6. The flourishing forests of Antarctica
The Eocene, 50 million years ago, was warmer overall and much warmer at the poles. The climate models do not show how it could have happened through CO2 alone. However, CO2 triggering other mechanisms, such as release of methane cathrates, the decrease of snow cover, increased water vapor and such might explain it. Again, many competing theories.
7. Paradise lost
The cooling of the earth after the Eocene, and the advent of ice ages. What happened.
8. Nature’s green revolution
The first chemical reaction in photosynthesis generates a three carbon chain, C3, which is subsequently transformed into plant sugars via a few more reactions. Just in the last few million years a number of plants, mainly grasses, have emerged that employ physical structures and enhanced reactions to produce a four carbon chain. They can capture more of the sun's energy, and hence outcompete C3 plants when other factors such as temperature, soil and atmosphere are favorable.

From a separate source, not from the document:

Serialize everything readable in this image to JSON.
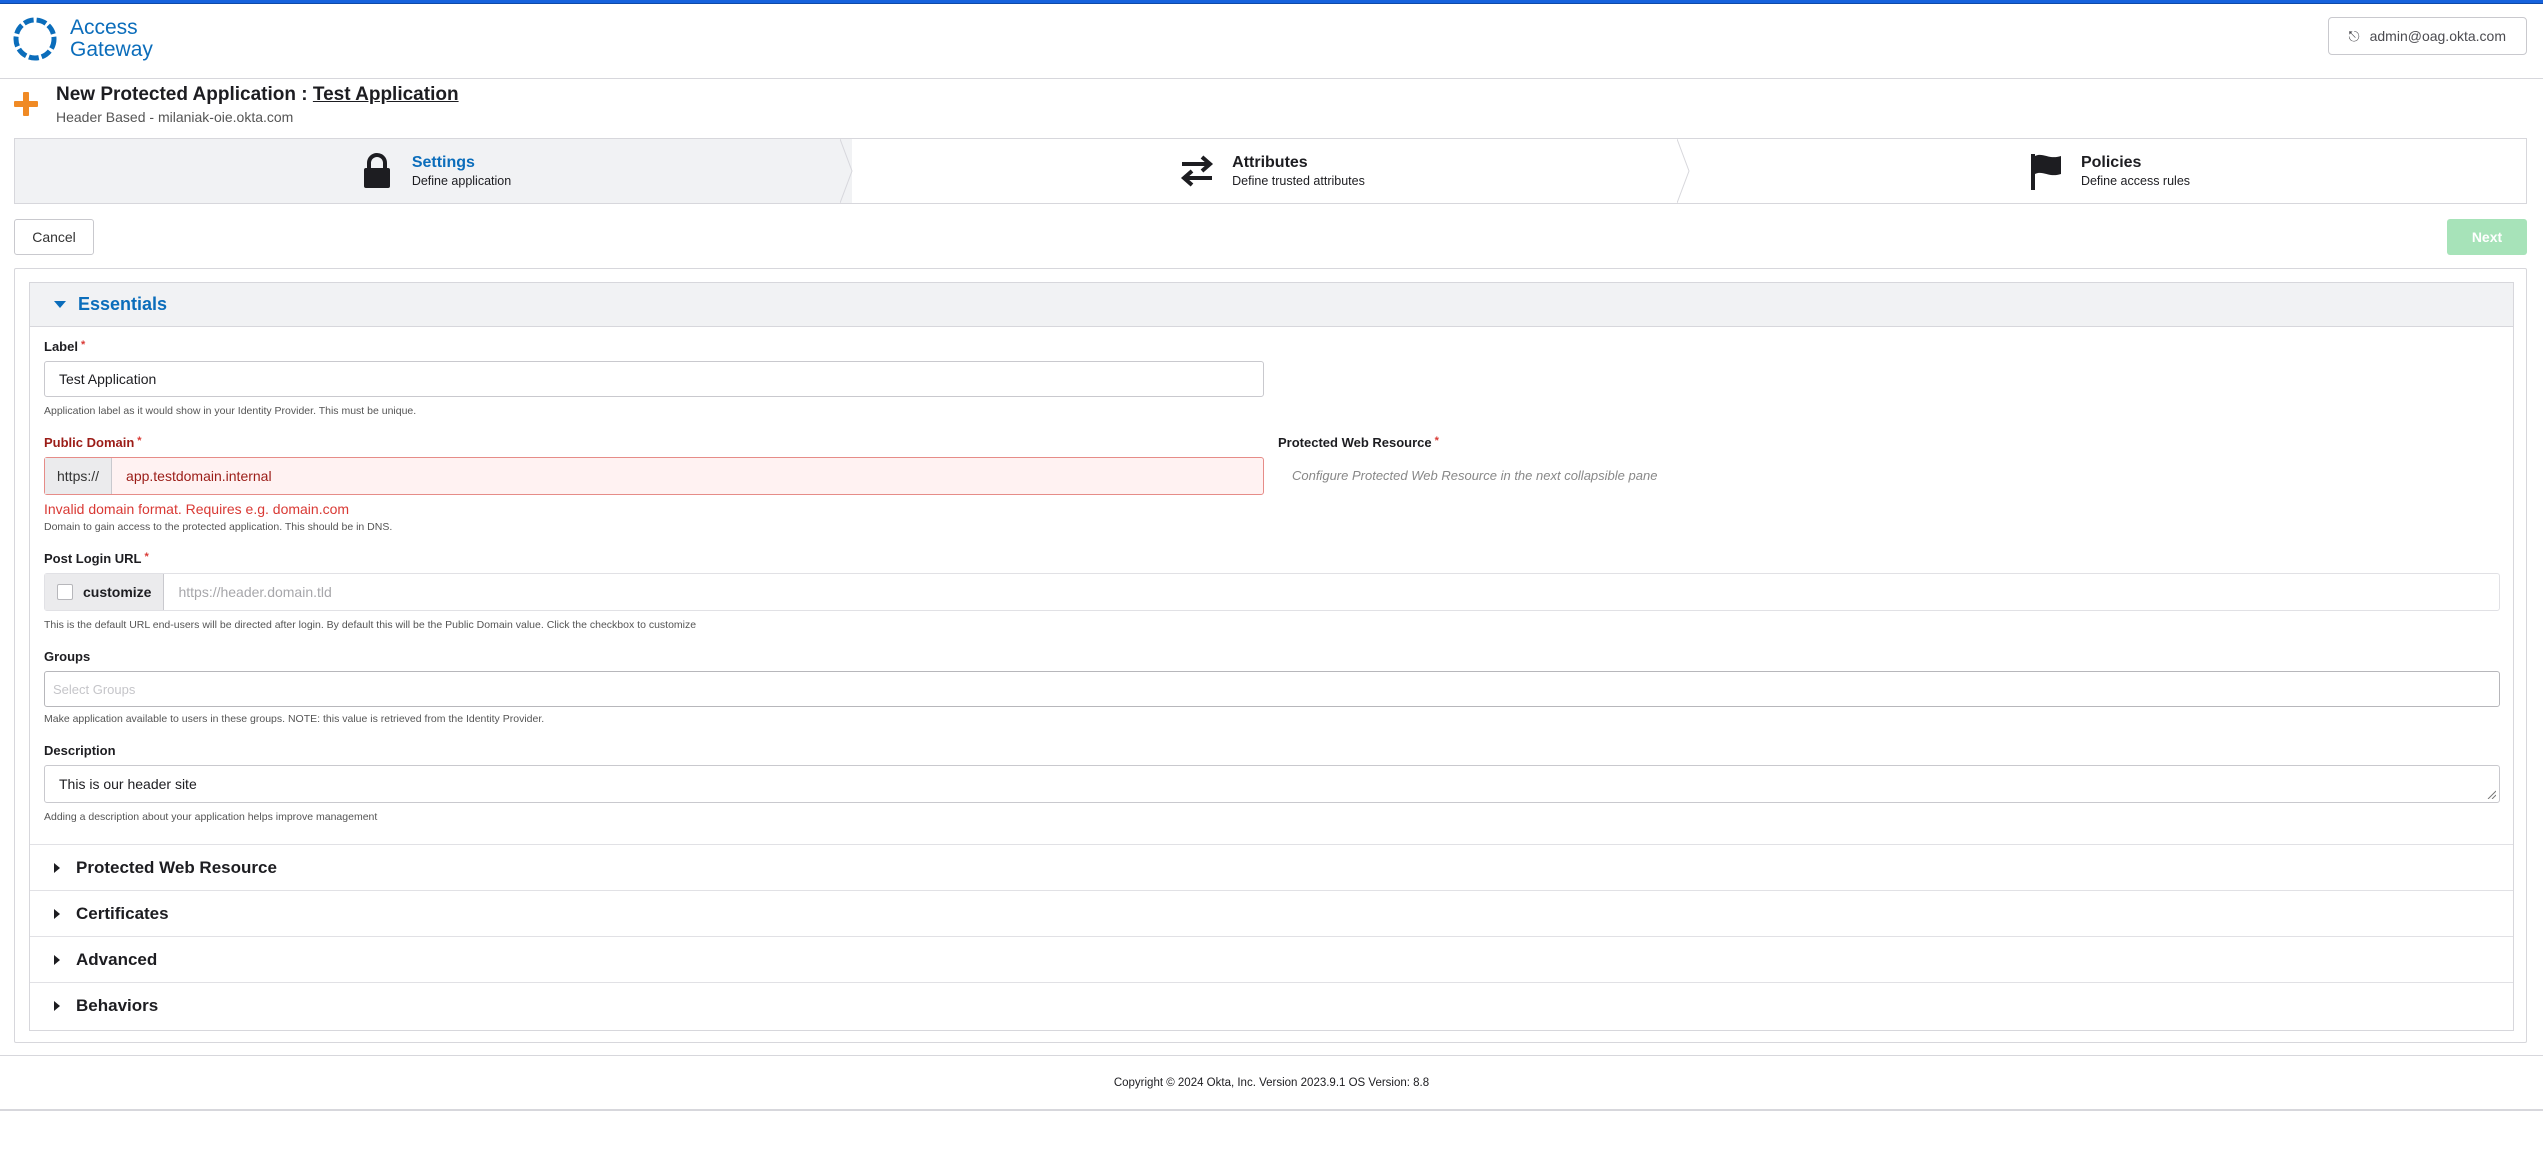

Fire plays a major role in the ecology of grasslands. It clears the forests, making the landscape even more favorable for grasses.
9. Through a glass darkly
Beerling knows the history of science, the theories and the personalities, exceptionally well. He does a masterful job of quoting great men on the subject of what they know, what they think they know, and how human knowledge advances through the interplay of their ideas, experiments, technology and good luck.
The take home from this book is that climate is and always has been very dynamic. There are many theories, not all of which can be correct. However, we do know for sure that an increase of greenhouse gases (CO2 up by a third, methane doubling, nitrous oxide going up significantly) has led in the past to significant climate changes. Also, changes in cloud cover, water vapor, and particulate matter change things measurably.
Mankind would be well advised to discontinue, to the extent possible, making changes to the atmosphere. While Beerling nowhere evidences the zealot's religious conviction that CO2 is evil and that we are doomed (per Al Gore) to drown ourselves in rising seas, he makes a strong case that we should cease from making wholesale changes to a system we so patently do not understand.
NB: I did not find what I was looking for when I bought the book, a timeline to compare the evolution of plants with that of animals. Such as, when did magnolias and oaks show up vs. stegosaurus' and apatosaurus. Not what I expected, but a treat nonetheless.